In this paper, improvements were added to the traditional ARIMA model before it was applied to seafloor observatory data. First, a fixed size sliding window was used to select historical data for modeling. Since seafloor observatory data are generally stable in a short period but fluctuate over a relatively long term, an appropriate window size can create fast and accurate modeling. The proper window size ensures that the model uses the minimum and effective neighboring previous data and generates a more accurate predicted value, which is good for local outlier detection. Each time the sliding window moves forward a step, the ARIMA model will be updated, i.e., parameters for the ARIMA model will be refitted based on a new dataset within the new window, and a more accurate predicted data value will then be generated. Outliers are replaced by previous predicted reasonable values for the data used to build the ARIMA model. The cleaner input modeling data for the new model ensures the higher accuracy of the predicted value.

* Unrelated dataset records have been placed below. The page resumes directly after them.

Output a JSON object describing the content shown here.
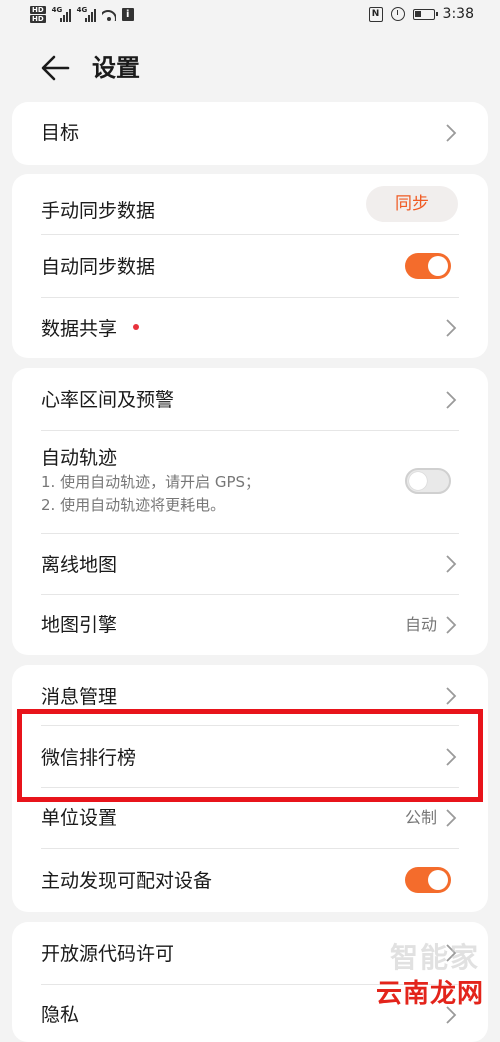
{
  "status_bar": {
    "hd1": "HD",
    "hd2": "HD",
    "net1": "4G",
    "net2": "4G",
    "nfc": "N",
    "time": "3:38"
  },
  "header": {
    "title": "设置",
    "back_icon": "arrow-left-icon"
  },
  "sections": {
    "goal": {
      "label": "目标"
    },
    "sync": {
      "manual_sync_label": "手动同步数据",
      "sync_button_label": "同步",
      "auto_sync_label": "自动同步数据",
      "auto_sync_on": true,
      "data_share_label": "数据共享"
    },
    "map": {
      "heart_rate_label": "心率区间及预警",
      "auto_track_label": "自动轨迹",
      "auto_track_hint1": "1. 使用自动轨迹，请开启 GPS；",
      "auto_track_hint2": "2. 使用自动轨迹将更耗电。",
      "auto_track_on": false,
      "offline_map_label": "离线地图",
      "map_engine_label": "地图引擎",
      "map_engine_value": "自动"
    },
    "misc": {
      "message_label": "消息管理",
      "wechat_rank_label": "微信排行榜",
      "unit_label": "单位设置",
      "unit_value": "公制",
      "discover_label": "主动发现可配对设备",
      "discover_on": true
    },
    "legal": {
      "open_source_label": "开放源代码许可",
      "privacy_label": "隐私"
    }
  },
  "watermark": {
    "faint": "智能家",
    "main": "云南龙网"
  },
  "colors": {
    "accent": "#f46c2c",
    "highlight": "#e8141b",
    "background": "#f3f3f3"
  }
}
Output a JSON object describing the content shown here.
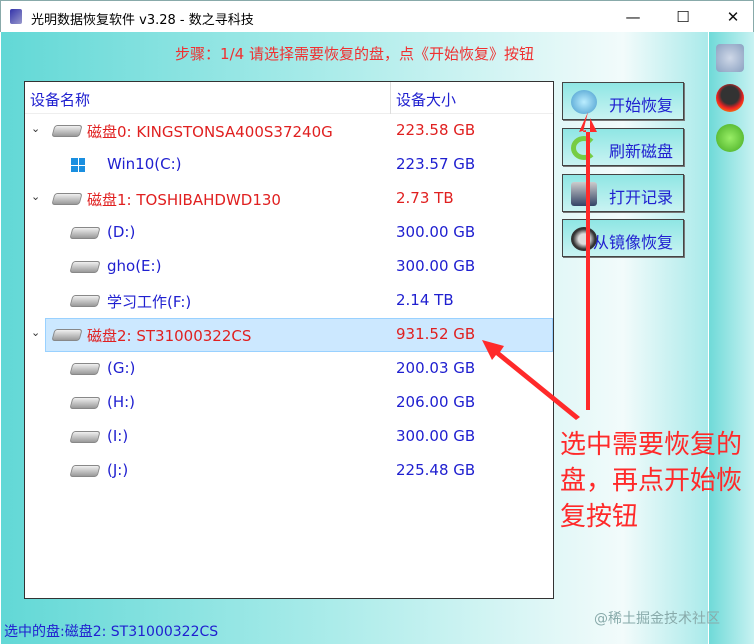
{
  "window": {
    "title": "光明数据恢复软件 v3.28 - 数之寻科技",
    "minimize": "—",
    "maximize": "☐",
    "close": "✕"
  },
  "step": "步骤：1/4 请选择需要恢复的盘，点《开始恢复》按钮",
  "list": {
    "col_name": "设备名称",
    "col_size": "设备大小",
    "rows": [
      {
        "name": "磁盘0: KINGSTONSA400S37240G",
        "size": "223.58 GB"
      },
      {
        "name": "Win10(C:)",
        "size": "223.57 GB"
      },
      {
        "name": "磁盘1: TOSHIBAHDWD130",
        "size": "2.73 TB"
      },
      {
        "name": "(D:)",
        "size": "300.00 GB"
      },
      {
        "name": "gho(E:)",
        "size": "300.00 GB"
      },
      {
        "name": "学习工作(F:)",
        "size": "2.14 TB"
      },
      {
        "name": "磁盘2: ST31000322CS",
        "size": "931.52 GB"
      },
      {
        "name": "(G:)",
        "size": "200.03 GB"
      },
      {
        "name": "(H:)",
        "size": "206.00 GB"
      },
      {
        "name": "(I:)",
        "size": "300.00 GB"
      },
      {
        "name": "(J:)",
        "size": "225.48 GB"
      }
    ]
  },
  "buttons": {
    "start": "开始恢复",
    "refresh": "刷新磁盘",
    "open_log": "打开记录",
    "from_image": "从镜像恢复"
  },
  "annotation": "选中需要恢复的盘，再点开始恢复按钮",
  "status": "选中的盘:磁盘2: ST31000322CS",
  "watermark": "@稀土掘金技术社区"
}
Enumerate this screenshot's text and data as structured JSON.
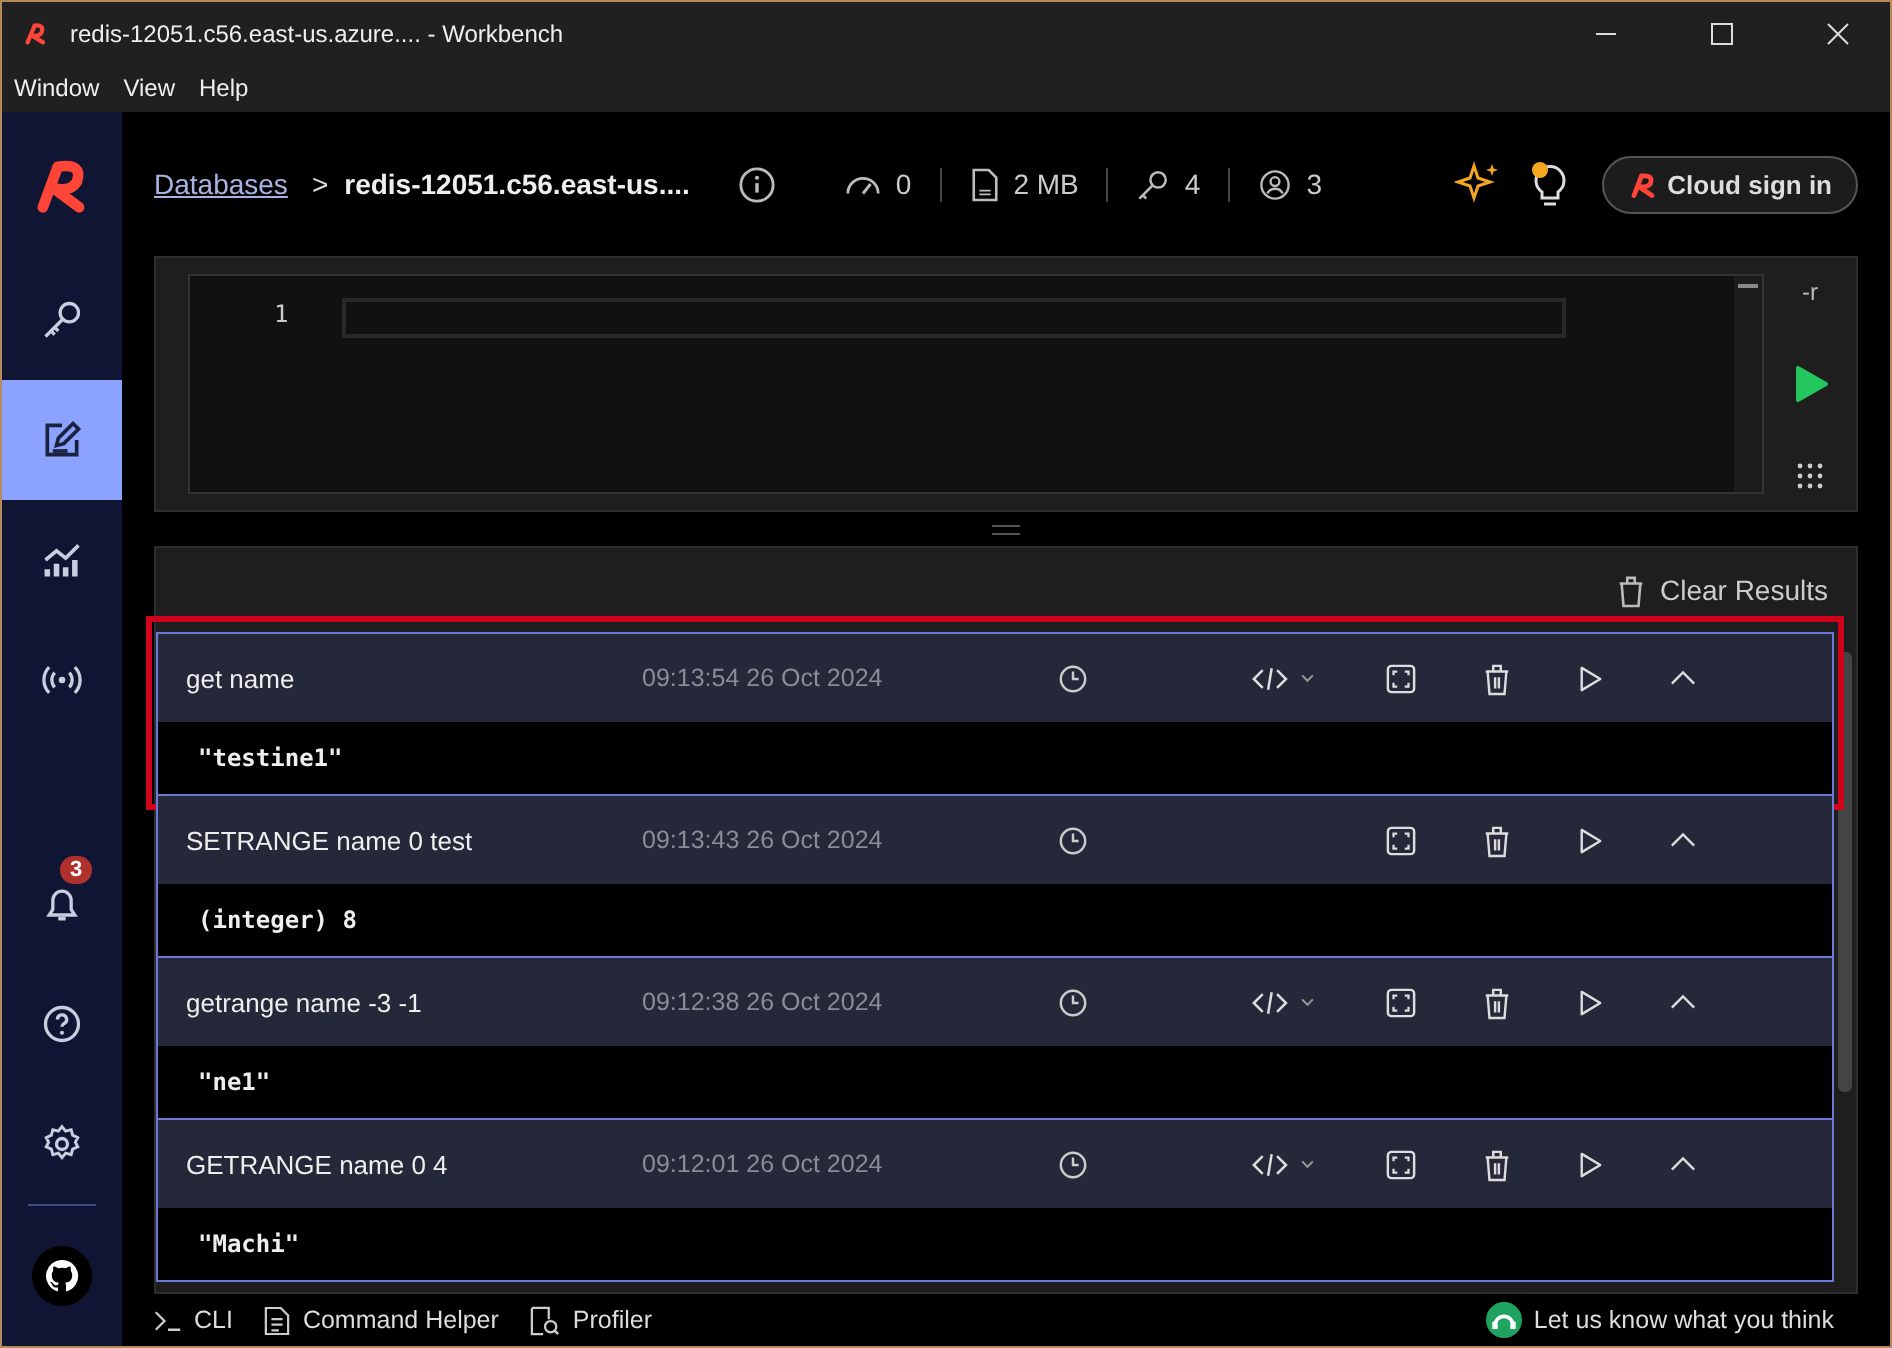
{
  "window": {
    "title": "redis-12051.c56.east-us.azure.... - Workbench"
  },
  "menu": [
    "Window",
    "View",
    "Help"
  ],
  "sidebar": {
    "nav": [
      {
        "selected": false
      },
      {
        "selected": true
      },
      {
        "selected": false
      },
      {
        "selected": false
      }
    ],
    "notifications_badge": "3"
  },
  "header": {
    "breadcrumb_link": "Databases",
    "separator": ">",
    "database": "redis-12051.c56.east-us....",
    "stats": [
      "0",
      "2 MB",
      "4",
      "3"
    ],
    "cloud_button": "Cloud sign in"
  },
  "editor": {
    "line_number": "1",
    "raw_flag": "-r"
  },
  "results": {
    "clear_button": "Clear Results",
    "items": [
      {
        "command": "get name",
        "time": "09:13:54 26 Oct 2024",
        "output": "\"testine1\"",
        "code_view": true,
        "highlighted": true
      },
      {
        "command": "SETRANGE name 0 test",
        "time": "09:13:43 26 Oct 2024",
        "output": "(integer) 8",
        "code_view": false,
        "highlighted": false
      },
      {
        "command": "getrange name -3 -1",
        "time": "09:12:38 26 Oct 2024",
        "output": "\"ne1\"",
        "code_view": true,
        "highlighted": false
      },
      {
        "command": "GETRANGE name 0 4",
        "time": "09:12:01 26 Oct 2024",
        "output": "\"Machi\"",
        "code_view": true,
        "highlighted": false
      }
    ]
  },
  "bottom_bar": {
    "tabs": [
      "CLI",
      "Command Helper",
      "Profiler"
    ],
    "feedback": "Let us know what you think"
  }
}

Applying a window-based ARIMA model to the seafloor observatory data, we list all steps in the detail as follows.

Step 1: Obtain L successive data points before the next tested data point.

Step 2: Check whether the selected sequence is stationary using Dickey–Fuller Test. If the sequence is nonstationary, perform the difference until it passes the Dickey–Fuller Test.

Step 3: Establish all possible models based on differencing degree (D) and the predefined max order of p and q. Then, calculate the corresponding AIC (Akaike information criterion). Identify the optimal order of p and q when the corresponding AIC is the smallest among these models.

Step 4: Generate the predicted value using the selected optimal ARIMA model.

3.4. Quality Control Flag

Since the method proposed in this paper does not remove or reject any data points in the seafloor observatory database, additional metadata information about the data quality and processing procedure should be appended to data sample records. In this paper, a quality control flag system was proposed and applied to describe the data quality-related information.

Several regional seafloor observatories around the world have applied flag systems to their data quality. Ocean Network Canada’s flags are based on the Argo quality control flagging system [43] and some ONC-defined flags [2]. The Ocean Observatories Initiative generates quality control flags [14] based on Quality Assurance of Real-Time Oceanographic Data (QARTOD) manuals [44]. Australian National Reference Stations [28] adopted the flag system used by the Intergovernmental Oceanographic Commission (IOC) of United Nations Educational, Scientific, and Cultural Organization (UNESCO) [38,45]. The shared advantage and characteristic of these flag systems is that they are clear and concise. In this paper, we also applied a hybrid flag system based on QARTOD, as well as including some ECSSOS-defined flags (Table 2), which could reveal both data quality and data processing procedure information. The range of flags and descriptions used in this paper are contained in Table 2.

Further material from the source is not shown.